Cartoonist Oliver Preston recalls playing real-life soldiers as a child with swords grabbed from the walls at his friend’s house, Arbury Hall in Warwickshire (‘fortunately, they were blunt’) and participating in a version of corridor football at Eton in Berkshire. ‘My house had three floors of narrow, wiggly corridors with fire doors breaking up the passageways. These made excellent goals.’ It was another school, Charterhouse, then in London, that played a version of football in its corridors, which later led to the creation of the offside rule.
Mr Preston also remembers a cartoon in Polo magazine of a child riding the family great Dane down a long corridor, swinging a mallet. Country Life’s own Annie Tempest has illustrated an equally unexpected sight — that of a butler riding a Sinclair C5 (Sir Clive Sinclair’s doomed recumbent electric vehicle) along an endless corridor. It was inspired by C5s being ‘a bit of a joke at the time’ and her life at Broughton Hall, her family home in North Yorkshire, now a smart wellness sanctuary run by her brother Roger.
The cartoon may have been semi-fictional, but it is not unknown for motorised vehicles to whizz down country-house corridors, as the Duke of Richmond reveals. ‘My grandfather always said he rode his motorcycle in Gordon Castle quite a lot,’ he reminisces. The Duke’s own family home, Goodwood House in West Sussex, doesn’t have many corridors as the rooms open onto each other — although he did once hold Goodwood’s legendary annual cricket match indoors in the ballroom ‘because the weather was so awful, which probably wasn’t the best idea’. At Christmas, everyone plays a version of hide-and-seek across the ground floor in a game devised by the Duke’s grandmother.
Spooky games are often a feature of country-house corridors, particularly as the nights draw in. The Countess of Carnarvon makes much of ghostly corridor creepings in her blog about Highclere Castle, Hampshire, and Viscount Hereford says that his father, the 18th Viscount, ‘always encouraged his house guests to embark on a ghost hunt after dinner’ down the corridors of Hampton Court Castle in Herefordshire. Growing up at the castle perhaps allowed him to have ‘fond’ rather than petrifying childhood memories of visiting the Drummond family at Megginch Castle in Perthshire, where his friend’s father Humphrey Drummond ‘would encourage us to head down through a secret door to a winding staircase to the dungeon, where a skeleton attached to fishing nylons and chains would leap to life, terrifying us’.
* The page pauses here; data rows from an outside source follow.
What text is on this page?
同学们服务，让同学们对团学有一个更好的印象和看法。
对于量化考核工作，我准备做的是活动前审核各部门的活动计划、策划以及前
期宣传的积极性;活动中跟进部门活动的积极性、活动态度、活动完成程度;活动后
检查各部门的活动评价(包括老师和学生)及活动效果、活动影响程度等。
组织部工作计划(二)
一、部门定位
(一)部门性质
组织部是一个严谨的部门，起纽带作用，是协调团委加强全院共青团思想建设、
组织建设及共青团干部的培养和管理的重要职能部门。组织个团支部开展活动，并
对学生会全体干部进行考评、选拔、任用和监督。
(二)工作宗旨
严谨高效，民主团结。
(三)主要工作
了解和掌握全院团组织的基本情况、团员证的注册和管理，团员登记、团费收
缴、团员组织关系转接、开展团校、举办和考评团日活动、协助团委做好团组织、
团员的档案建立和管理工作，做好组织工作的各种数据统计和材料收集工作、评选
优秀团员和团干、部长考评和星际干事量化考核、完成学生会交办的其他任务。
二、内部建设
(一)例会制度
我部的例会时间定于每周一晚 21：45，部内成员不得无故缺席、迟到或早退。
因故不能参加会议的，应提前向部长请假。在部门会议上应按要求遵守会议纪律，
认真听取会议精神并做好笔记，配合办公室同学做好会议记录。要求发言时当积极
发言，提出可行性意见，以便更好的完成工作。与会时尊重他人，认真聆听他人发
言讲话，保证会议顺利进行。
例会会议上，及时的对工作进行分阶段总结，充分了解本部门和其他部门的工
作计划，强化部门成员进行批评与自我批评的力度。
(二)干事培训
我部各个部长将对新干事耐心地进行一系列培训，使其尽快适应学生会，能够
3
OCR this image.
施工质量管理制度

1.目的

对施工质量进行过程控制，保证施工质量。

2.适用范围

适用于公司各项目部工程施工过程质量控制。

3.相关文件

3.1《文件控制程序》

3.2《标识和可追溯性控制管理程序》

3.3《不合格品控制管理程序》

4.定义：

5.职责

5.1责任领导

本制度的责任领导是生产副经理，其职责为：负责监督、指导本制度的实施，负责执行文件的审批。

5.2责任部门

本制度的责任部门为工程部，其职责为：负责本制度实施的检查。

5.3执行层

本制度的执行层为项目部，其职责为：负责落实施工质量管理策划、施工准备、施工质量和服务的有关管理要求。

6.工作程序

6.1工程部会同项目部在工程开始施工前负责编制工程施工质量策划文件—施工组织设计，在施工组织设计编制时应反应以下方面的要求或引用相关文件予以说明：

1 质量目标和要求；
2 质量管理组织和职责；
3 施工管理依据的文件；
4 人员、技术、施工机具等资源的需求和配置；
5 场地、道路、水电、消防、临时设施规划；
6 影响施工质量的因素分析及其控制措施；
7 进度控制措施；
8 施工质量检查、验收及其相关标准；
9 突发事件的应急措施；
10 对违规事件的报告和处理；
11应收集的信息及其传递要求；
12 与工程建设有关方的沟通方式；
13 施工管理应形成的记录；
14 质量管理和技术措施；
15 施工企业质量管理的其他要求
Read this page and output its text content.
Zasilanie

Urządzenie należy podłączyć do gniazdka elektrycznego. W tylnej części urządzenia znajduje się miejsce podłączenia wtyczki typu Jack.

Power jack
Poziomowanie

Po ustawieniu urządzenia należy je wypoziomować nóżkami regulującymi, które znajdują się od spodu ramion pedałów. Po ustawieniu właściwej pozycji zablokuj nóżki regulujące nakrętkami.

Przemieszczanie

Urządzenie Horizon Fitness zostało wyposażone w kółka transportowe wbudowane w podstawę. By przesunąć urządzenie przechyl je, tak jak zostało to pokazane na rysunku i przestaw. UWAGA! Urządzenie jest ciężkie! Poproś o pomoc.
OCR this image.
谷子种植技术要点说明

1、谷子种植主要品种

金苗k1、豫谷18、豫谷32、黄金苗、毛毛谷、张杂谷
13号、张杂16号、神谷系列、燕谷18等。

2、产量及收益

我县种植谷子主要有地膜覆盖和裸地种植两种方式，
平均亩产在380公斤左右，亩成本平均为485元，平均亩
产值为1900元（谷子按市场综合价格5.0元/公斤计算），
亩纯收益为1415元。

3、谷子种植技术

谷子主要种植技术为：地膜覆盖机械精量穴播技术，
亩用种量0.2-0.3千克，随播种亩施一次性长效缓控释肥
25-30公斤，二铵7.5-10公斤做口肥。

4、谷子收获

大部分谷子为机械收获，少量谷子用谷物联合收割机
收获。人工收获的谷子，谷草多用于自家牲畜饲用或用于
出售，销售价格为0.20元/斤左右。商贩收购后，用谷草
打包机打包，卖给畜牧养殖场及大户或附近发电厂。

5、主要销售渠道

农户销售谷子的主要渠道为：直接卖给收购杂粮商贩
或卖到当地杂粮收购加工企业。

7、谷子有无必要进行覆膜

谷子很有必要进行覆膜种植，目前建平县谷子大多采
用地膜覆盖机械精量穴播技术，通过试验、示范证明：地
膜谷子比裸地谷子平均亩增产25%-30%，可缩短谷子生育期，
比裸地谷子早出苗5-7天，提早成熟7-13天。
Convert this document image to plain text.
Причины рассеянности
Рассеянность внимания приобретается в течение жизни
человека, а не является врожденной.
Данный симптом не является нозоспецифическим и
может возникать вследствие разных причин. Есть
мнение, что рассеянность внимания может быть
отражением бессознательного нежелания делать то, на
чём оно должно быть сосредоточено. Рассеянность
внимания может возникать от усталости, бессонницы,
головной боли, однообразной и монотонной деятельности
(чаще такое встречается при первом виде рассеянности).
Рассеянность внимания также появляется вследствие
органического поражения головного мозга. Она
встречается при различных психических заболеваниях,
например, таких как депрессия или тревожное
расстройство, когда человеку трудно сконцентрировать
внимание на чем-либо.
Fishing lines were used for a different purpose by Miss Tempest’s father, who wanted to put a stop to corridor creeping of another kind. ‘To prevent us misbehaving when we were in our teens, Dad would put fishing-line trip-wires by the boys’ bedrooms,’ she recalls. Had that happened to the zoologist Desmond Morris, he would have been far less amused, for it was during a spot of corridor creeping when playing sardines at a country-house party in 1949 that he met his future wife. He declared the episode as proof of love at first sight — but the story may have been very different had the pair been sitting next to each other in a Land Rover on the Duchess of Fife’s instructions.